Mariastella Gelmini ha un alleato inaspettato. E super partes. Si chiama Ocse e il suo rapporto sulla scuola italiana la dice lunga su quanto lavoro dev’essere ancora fatto per allinearci con i Paesi più evoluti. Ma l’indagine internazionale, realizzata in 23 paesi del mondo, dice anche che la riforma messa in piedi dal governo ha imboccato la giusta direzione. «Il sistema educativo italiano - si legge nel rapporto - produce risultati fra i più modesti dell'area, nonostante la spesa per studente sia molto elevata». Non solo. Esistono «forti differenze regionali che non possono essere spiegate con la diversa quantità di risorse disponibili» e che rappresentano un fardello per l'economia nazionale. Insomma, vanno fanno tagliati i rami secchi, ridotte le classi, incentivati gli insegnanti preparati, misurate le performance di presidi e docenti. E ridotti i costi inutili per canalizzarli verso una preparazione più mirata di studenti. Che rimangono il fanalino di coda nella classifica Ocse.
GLI STUDENTI. I risultati medi degli studenti italiani sono infatti tra i più scarsi nell’area Ocse (per esempio, gli studenti italiani di 15 anni sono indietro di 2/3 di anno scolastico nelle scienze rispetto alla media europea e di 2 anni rispetto ai migliori, i Finlandesi). Soltanto la metà della popolazione attuale nel nostro Paese ha completato l’istruzione secondaria superiore (a confronto di 2/3 della popolazione nell’area Ocse). Infine, le prestazioni della scuola variano molto tra una regione e l’altra, in particolare tra nord e sud.
I COSTI. Le scuole italiane spendono per ciascun studente molto di più degli altri Paesi Ocse ma i rendimenti in termini di istruzione sono più scarsi. E questo avviene soprattutto perché esistono tante classi poco numerose e tante ore d’insegnamento. In Italia, infatti, si contano quasi 10 insegnanti (9,6) ogni 100 studenti, mentre negli altri paesi il rapporto è di 6,5 su 100.

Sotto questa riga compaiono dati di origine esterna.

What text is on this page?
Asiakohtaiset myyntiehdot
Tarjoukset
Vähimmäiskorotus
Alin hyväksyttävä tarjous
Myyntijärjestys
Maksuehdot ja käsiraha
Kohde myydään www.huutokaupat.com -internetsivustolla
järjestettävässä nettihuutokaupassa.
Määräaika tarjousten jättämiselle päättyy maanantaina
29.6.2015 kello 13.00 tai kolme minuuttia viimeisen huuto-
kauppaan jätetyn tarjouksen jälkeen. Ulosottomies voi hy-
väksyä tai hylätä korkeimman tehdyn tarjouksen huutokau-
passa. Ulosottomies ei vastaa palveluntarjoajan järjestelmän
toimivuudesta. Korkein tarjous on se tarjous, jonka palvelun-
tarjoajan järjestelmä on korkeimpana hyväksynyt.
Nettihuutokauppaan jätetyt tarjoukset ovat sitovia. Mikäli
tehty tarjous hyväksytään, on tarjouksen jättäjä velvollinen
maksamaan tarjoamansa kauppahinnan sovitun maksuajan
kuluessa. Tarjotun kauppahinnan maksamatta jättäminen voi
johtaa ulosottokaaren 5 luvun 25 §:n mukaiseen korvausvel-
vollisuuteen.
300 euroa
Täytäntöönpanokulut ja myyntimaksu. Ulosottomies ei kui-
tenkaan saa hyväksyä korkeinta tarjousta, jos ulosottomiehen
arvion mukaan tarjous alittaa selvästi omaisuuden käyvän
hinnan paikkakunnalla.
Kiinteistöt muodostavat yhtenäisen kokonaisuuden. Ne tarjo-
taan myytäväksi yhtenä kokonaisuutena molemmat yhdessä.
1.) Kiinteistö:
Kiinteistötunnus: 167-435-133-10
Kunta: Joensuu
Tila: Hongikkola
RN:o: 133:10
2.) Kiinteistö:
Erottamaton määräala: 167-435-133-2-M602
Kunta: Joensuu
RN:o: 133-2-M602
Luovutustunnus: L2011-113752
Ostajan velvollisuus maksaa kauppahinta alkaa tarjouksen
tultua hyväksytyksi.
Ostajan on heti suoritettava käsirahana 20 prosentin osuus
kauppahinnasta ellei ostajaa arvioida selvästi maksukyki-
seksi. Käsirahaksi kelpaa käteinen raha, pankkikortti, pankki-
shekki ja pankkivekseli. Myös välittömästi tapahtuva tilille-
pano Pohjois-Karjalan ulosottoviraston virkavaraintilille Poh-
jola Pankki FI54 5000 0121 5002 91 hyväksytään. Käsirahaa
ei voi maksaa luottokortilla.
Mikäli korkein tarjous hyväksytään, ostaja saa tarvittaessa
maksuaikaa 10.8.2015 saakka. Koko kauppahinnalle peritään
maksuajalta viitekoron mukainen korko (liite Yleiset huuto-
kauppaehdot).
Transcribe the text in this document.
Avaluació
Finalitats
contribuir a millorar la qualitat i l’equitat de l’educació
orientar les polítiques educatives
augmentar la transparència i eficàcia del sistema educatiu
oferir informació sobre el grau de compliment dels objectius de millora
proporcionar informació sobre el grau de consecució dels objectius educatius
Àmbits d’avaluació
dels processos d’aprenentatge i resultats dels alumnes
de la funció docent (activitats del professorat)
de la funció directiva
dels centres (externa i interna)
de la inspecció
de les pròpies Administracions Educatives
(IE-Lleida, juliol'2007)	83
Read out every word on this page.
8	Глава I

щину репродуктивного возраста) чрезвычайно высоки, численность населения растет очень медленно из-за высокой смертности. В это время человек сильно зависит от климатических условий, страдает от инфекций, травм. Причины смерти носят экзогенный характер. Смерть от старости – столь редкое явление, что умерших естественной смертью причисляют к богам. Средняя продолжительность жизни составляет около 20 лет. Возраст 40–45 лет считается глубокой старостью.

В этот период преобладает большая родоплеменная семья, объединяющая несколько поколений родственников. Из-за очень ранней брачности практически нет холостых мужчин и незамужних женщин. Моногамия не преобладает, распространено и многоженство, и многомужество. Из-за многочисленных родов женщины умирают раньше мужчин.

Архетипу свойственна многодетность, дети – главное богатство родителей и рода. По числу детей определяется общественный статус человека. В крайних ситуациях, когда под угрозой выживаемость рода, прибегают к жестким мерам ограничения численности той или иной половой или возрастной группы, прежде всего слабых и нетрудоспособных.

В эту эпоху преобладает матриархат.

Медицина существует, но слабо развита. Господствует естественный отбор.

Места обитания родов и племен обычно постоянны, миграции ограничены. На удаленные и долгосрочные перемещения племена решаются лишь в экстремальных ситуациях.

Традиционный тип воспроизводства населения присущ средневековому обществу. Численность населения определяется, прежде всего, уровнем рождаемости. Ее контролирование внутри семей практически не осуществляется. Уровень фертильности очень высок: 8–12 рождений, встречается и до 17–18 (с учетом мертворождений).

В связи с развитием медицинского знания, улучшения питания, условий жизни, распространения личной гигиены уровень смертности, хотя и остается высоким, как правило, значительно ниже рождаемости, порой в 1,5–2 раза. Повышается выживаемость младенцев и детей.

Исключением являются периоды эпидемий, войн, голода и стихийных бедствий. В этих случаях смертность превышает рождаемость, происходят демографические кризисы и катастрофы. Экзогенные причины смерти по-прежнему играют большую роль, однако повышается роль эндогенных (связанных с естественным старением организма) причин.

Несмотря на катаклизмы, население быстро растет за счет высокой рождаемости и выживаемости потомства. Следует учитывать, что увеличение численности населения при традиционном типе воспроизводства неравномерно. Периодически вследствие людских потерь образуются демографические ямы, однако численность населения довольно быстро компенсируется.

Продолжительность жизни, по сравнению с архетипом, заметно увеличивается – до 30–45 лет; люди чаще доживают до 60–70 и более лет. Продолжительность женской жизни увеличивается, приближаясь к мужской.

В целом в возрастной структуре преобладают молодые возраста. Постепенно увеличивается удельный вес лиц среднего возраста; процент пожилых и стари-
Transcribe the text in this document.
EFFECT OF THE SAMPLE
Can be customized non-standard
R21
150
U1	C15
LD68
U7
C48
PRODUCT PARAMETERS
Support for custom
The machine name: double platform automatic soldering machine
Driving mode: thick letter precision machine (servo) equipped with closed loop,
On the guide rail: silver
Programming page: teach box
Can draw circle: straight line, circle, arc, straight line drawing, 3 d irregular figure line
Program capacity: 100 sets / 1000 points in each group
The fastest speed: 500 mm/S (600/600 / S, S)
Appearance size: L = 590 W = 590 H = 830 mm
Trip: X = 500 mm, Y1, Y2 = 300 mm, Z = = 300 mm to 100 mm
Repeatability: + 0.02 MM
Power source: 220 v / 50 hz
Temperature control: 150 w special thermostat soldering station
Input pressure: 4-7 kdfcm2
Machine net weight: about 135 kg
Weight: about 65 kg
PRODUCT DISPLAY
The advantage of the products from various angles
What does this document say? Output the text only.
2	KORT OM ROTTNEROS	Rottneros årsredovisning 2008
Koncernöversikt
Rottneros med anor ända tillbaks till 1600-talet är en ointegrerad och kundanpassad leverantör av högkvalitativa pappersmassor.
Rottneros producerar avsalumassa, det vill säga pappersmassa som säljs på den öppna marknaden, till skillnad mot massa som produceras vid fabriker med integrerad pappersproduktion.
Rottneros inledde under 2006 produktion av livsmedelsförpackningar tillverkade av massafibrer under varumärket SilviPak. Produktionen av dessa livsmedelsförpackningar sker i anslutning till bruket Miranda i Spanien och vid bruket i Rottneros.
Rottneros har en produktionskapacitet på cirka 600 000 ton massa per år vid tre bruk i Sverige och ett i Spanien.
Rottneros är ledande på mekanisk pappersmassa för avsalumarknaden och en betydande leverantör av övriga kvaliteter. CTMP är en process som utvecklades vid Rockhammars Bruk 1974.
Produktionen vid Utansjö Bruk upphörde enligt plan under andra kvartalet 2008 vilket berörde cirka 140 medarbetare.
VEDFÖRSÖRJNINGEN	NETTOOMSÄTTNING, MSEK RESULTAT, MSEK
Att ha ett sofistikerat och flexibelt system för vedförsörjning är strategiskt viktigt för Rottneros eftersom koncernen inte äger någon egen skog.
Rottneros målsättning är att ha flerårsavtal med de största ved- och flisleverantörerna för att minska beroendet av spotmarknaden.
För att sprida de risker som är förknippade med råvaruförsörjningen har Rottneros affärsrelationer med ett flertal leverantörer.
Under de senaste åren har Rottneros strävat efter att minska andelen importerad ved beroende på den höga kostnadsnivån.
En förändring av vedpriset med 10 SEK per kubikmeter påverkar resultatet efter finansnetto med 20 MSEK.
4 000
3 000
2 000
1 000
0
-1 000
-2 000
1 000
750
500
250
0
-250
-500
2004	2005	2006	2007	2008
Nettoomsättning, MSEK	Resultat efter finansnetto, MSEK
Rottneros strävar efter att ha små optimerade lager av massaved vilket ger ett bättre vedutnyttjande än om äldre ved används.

GLI INSEGNANTI. L'Italia, conferma il rapporto, è il Paese con la più alta percentuale (52%) d'insegnanti che superano i 50 anni, mentre solo il 3% ha invece un'età inferiore ai 30 anni. Ma età a parte, per l’Ocse quello che conta è la scarsa motivazione della categoria, più interessata al posto fisso che alla professione svolta. Per i docenti, dice l’Ocse, quello che conta è «l’elevata sicurezza del posto di lavoro». Sono gli insegnanti a scegliere le scuole, non le scuole a scegliere gli insegnanti come avviene nel resto d’Europa. Inoltre, in Italia rispetto agli altri paesi europei l’avanzamento di carriera avviene solo per anzianità. In quanto a mobilità, l’Italia è invece avanzatissima: circa la metà degli insegnanti si sposta da una scuola all’altra ogni anno, con gravi disagi per gli studenti. In generale, la motivazione dei docenti sembra essere relativamente debole e per questo l’Ocse consiglia di legare gli aumenti di stipendi a buone prestazioni e di introdurre meccanismi di valutazione periodica per migliorare la qualità dell’insegnamento.
LE REAZIONI. Il ministro Gelmini concorda con l’Ocse quando suggerisce provvedimenti urgenti. Ma replica spiegando che «sono iniziative adottate dal governo fin dal nostro insediamento un anno fa». Molte delle osservazioni del rapporto, del resto, sembrano la fotocopia di quanto lei stessa ha più volte dichiarato di voler correggere.

Come l’eccessivo numero delle scuole e dei docenti per alunno, l’eccessivo numero di ore di lezione che non ha spesso alcun legame con la qualità della didattica. Per non parlare della necessità di incentivi economici ai professori meritevoli, un suo cavallo di battaglia che aveva scatenato le ire dei sindacati.